しょかの今回は、落葉広葉樹林の中で見られる「ユキザサ」を紹介します。
キジカクシ科ユキザサ属の多年草で、雪にたとえた白い花と、よく似た葉っぱから“雪笹”の和名がついています。北海道から、本州、四国、九州と日本に広く分布します。
地下にある根茎(径4〜7mm)は横に這います。
丸い茎は高さ20〜70cmほどになり、条線はありません。茎は地上から直立して、上の方はやや斜めに傾きます。そして、長さが6〜15cmほど、卵状の長楕円形をした葉は茎の上部に互生し、先は鋭く尖ったものが多く、その基部は円形または切り方形で、まるで茎から直接出ているように見えます。葉の両面、特に裏面の葉脈上に粗い毛が多く見られます。
花が咲くのは5月中旬〜7月で、茎のいただきにたくさんの花が集まった円錐状の花序を付けます。
花序と長さ5〜10cmほどの花柄には粗い毛がたくさん付いています。花被片は6個、白く、長楕円形をしており、長さ3〜4mmほどです。平たく開くのがユキザサの花の特徴です。

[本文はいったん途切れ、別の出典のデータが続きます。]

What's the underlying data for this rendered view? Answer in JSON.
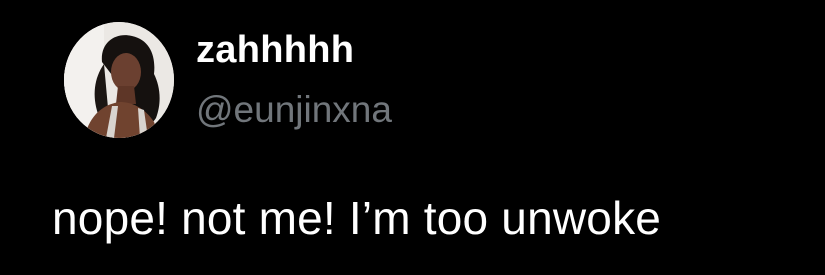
{
  "tweet": {
    "author": {
      "display_name": "zahhhhh",
      "handle": "@eunjinxna",
      "avatar_icon": "profile-photo"
    },
    "text": "nope! not me! I’m too unwoke"
  },
  "colors": {
    "background": "#000000",
    "primary_text": "#ffffff",
    "secondary_text": "#71767b"
  }
}
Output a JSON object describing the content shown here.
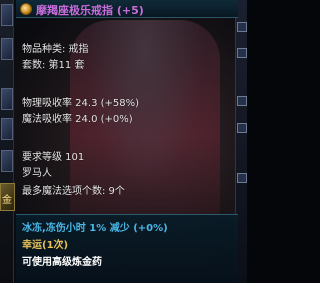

花被片より短い雄蕊(おしべ)は6個あり、雌蕊(めしべ)の花柱は約1mm弱で柱頭は丸いか浅く3つに裂けています。
上の写真は赤く熟した直径5〜7mmほどの球形の液果ですが、実は実のでき始めるころからこの大きさになるまでの間は緑色をしています。
この「ユキザサ」は落葉を押し上げるように緑色の芽を出し、生長します。本来の形、大きさに葉っぱが形成されると、一番上の茎の先に花芽がつき、やがて花が咲きます。そして9〜10月には写真のような実を付けます。
春先から晩秋まで観察を続けることで、新しい発見ができるユキザサ。花期には香りを楽しみ、同様に葉・茎・実などの触感を楽しむことをお奨めします。